Image shows autism awareness infinity symbol wtih colour graduating from red at the left hand side of the symbol through the rainbow (orange, yellow, green, blue, purple) to magenta at the right hand side, with green at the centre of the symbol.
Much of my research has arisen through my interests and the happy coincidences that have allowed me to pursue them. The intense scrutiny of a particular topic has always been something I’ve enjoyed. Now I’ve found why that might be, and that in turn has opened up more possibilities.
A little while ago I watched a TV documentary on autism, and realised some of what I was seeing applied to me. The more I studied it, the clearer it became that I’m firmly on the spectrum. This was recently confirmed with a formal diagnosis.
In many ways, I’ve been lucky in that I’ve been able to find work that I enjoy and am good at, and have the freedom to manage how I approach it. It’s taken me a while to get to this stage, but combining a postdoc position with Open University tutoring is working well for me, and I’m getting lots of positive feedback too which is lovely. The autistic traits of focusing on special interests and having an eye for detail are useful in both roles.
This puts me in an unusual position.
There is a huge need for more research in autism. At the moment, much of the focus is on children, but most autistic people are adults. There is an emphasis on cures, and treatments to make us appear more ‘normal’, even though autistic behaviours such as lack of eye contact or stimming (self-regulating movement such as hand flapping) aren’t hurting anyone, and supressing them can be distracting, uncomfortable or even painful. Fortunately, awareness is starting to increase of a large, neglected group: autistic adults, for whom there is little support, and about whom relatively little is known.
It’s very common for mental health issues to occur alongside autism, largely because the world isn’t a user-friendly place for autistic people for many reasons. Physical health outcomes are poorer for autistic people than the rest of the population. Growing an evidence base, and exploring ways to help autistic people have a better quality of life is important work that needs to be done, and could tie in with the research experience I already have.
Research is moving to look at the neglected areas. Researchers are also increasingly involving autistic people, not only as participants, but helping carry out projects. I’m keen to be involved. I’ve been in touch with a few organisations and researchers already to see if this is realistic, and they’ve been very encouraging.

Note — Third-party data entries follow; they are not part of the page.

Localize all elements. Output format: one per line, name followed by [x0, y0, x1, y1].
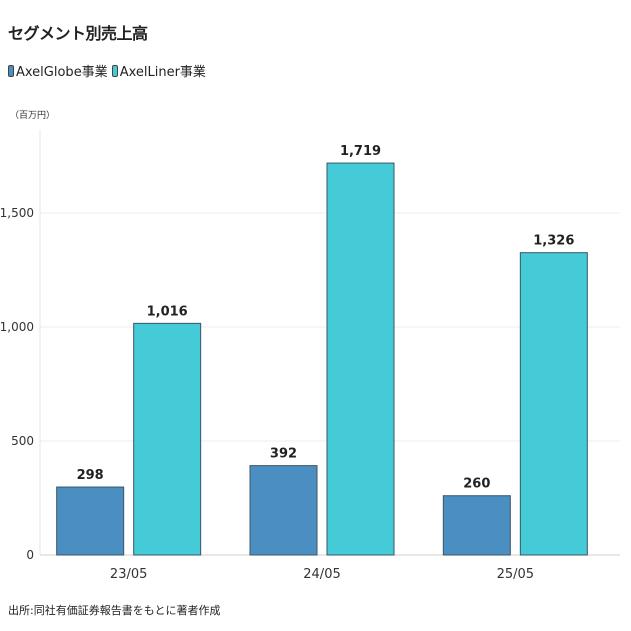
data-label-axelglobe-25-05: 260 [463, 477, 490, 492]
x-tick-label-24-05: 24/05 [303, 567, 340, 582]
legend-swatch-axelliner [111, 64, 118, 77]
legend-swatch-axelglobe [8, 64, 14, 77]
data-label-axelliner-23-05: 1,016 [147, 304, 188, 319]
legend-item-axelliner: AxelLiner事業 [111, 61, 206, 80]
y-tick-label-500: 500 [11, 434, 34, 448]
data-label-axelglobe-24-05: 392 [270, 447, 297, 462]
bar-axelglobe-25-05 [442, 495, 511, 556]
bar-axelliner-25-05 [519, 252, 588, 556]
x-tick-label-25-05: 25/05 [497, 567, 534, 582]
bar-axelglobe-24-05 [249, 465, 318, 556]
chart-title: セグメント別売上高 [8, 24, 148, 43]
bar-axelliner-23-05 [133, 322, 202, 556]
x-tick-label-23-05: 23/05 [110, 567, 147, 582]
y-tick-label-1000: 1,000 [0, 320, 34, 334]
data-label-axelglobe-23-05: 298 [77, 468, 104, 483]
y-axis-unit-label: （百万円） [10, 111, 56, 121]
y-tick-label-0: 0 [26, 548, 34, 562]
legend-label-axelglobe: AxelGlobe事業 [16, 65, 108, 80]
bar-axelglobe-23-05 [56, 486, 125, 556]
source-note: 出所:同社有価証券報告書をもとに著者作成 [8, 604, 221, 617]
data-label-axelliner-24-05: 1,719 [340, 144, 381, 159]
legend-item-axelglobe: AxelGlobe事業 [8, 61, 108, 80]
legend-label-axelliner: AxelLiner事業 [119, 65, 206, 80]
bar-axelliner-24-05 [326, 162, 395, 556]
y-tick-label-1500: 1,500 [0, 206, 34, 220]
chart-legend: AxelGlobe事業 AxelLiner事業 [8, 61, 210, 80]
data-label-axelliner-25-05: 1,326 [533, 234, 574, 249]
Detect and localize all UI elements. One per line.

So if you would like to collaborate with an autistic researcher with expertise in mixed methods, health psychology and music psychology, here I am! I’m also happy to participate in autism research, so if I could help you out do get in touch.

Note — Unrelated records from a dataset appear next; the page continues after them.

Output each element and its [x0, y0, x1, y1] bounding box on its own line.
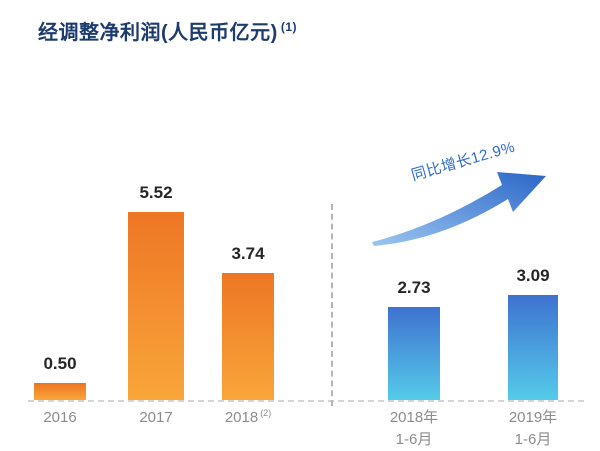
bar-value-label: 2.73 [397, 278, 431, 297]
x-axis-label: 2019年 1-6月 [509, 407, 557, 451]
bar-value-label: 3.09 [516, 266, 550, 285]
growth-arrow-icon [372, 172, 546, 246]
bar-annual-2: 3.74 2018 (2) [222, 244, 274, 426]
x-axis-label: 2017 [139, 407, 172, 429]
x-axis-label-line2: 1-6月 [514, 430, 552, 448]
bar-value-label: 3.74 [231, 244, 265, 263]
x-axis-label-text: 2018 [224, 409, 259, 426]
bar-rect [34, 383, 86, 400]
chart-title-text: 经调整净利润(人民币亿元) [38, 22, 278, 44]
bar-rect [222, 273, 274, 400]
bar-value-label: 0.50 [43, 354, 77, 373]
x-axis-line [28, 400, 584, 402]
bar-half-year-1: 3.09 2019年 1-6月 [508, 266, 558, 448]
x-axis-footnote-marker: (2) [260, 408, 272, 418]
bar-value-label: 5.52 [139, 183, 173, 202]
bar-annual-0: 0.50 2016 [34, 354, 86, 426]
x-axis-label: 2016 [43, 407, 76, 429]
x-axis-label-text: 2018年 [389, 409, 439, 426]
chart-title: 经调整净利润(人民币亿元) (1) [38, 16, 297, 45]
x-axis-label-text: 2017 [139, 409, 173, 426]
bar-rect [128, 212, 184, 400]
x-axis-label: 2018年 1-6月 [390, 407, 438, 451]
x-axis-label-text: 2019年 [508, 409, 558, 426]
bar-annual-1: 5.52 2017 [128, 183, 184, 426]
title-footnote-marker: (1) [280, 20, 297, 35]
x-axis-label-text: 2016 [43, 409, 77, 426]
bar-rect [388, 307, 440, 400]
bar-rect [508, 295, 558, 400]
section-divider-line [331, 204, 333, 406]
x-axis-label: 2018 (2) [225, 407, 271, 429]
x-axis-label-line2: 1-6月 [395, 430, 433, 448]
bar-half-year-0: 2.73 2018年 1-6月 [388, 278, 440, 448]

Contact: email@example.com Twitter: @racheljhallett
Note: I’ve used ‘autistic person’ rather than ‘person with autism’ because I don’t feel autism is detachable, and the majority of autistic people who have been surveyed prefer 'autistic person'. Without autism, I would be someone completely different and it’s integral to who I am, even though I didn’t realise it for so long. There is lots of debate over which should be used, and I appreciate that some people will disagree with me.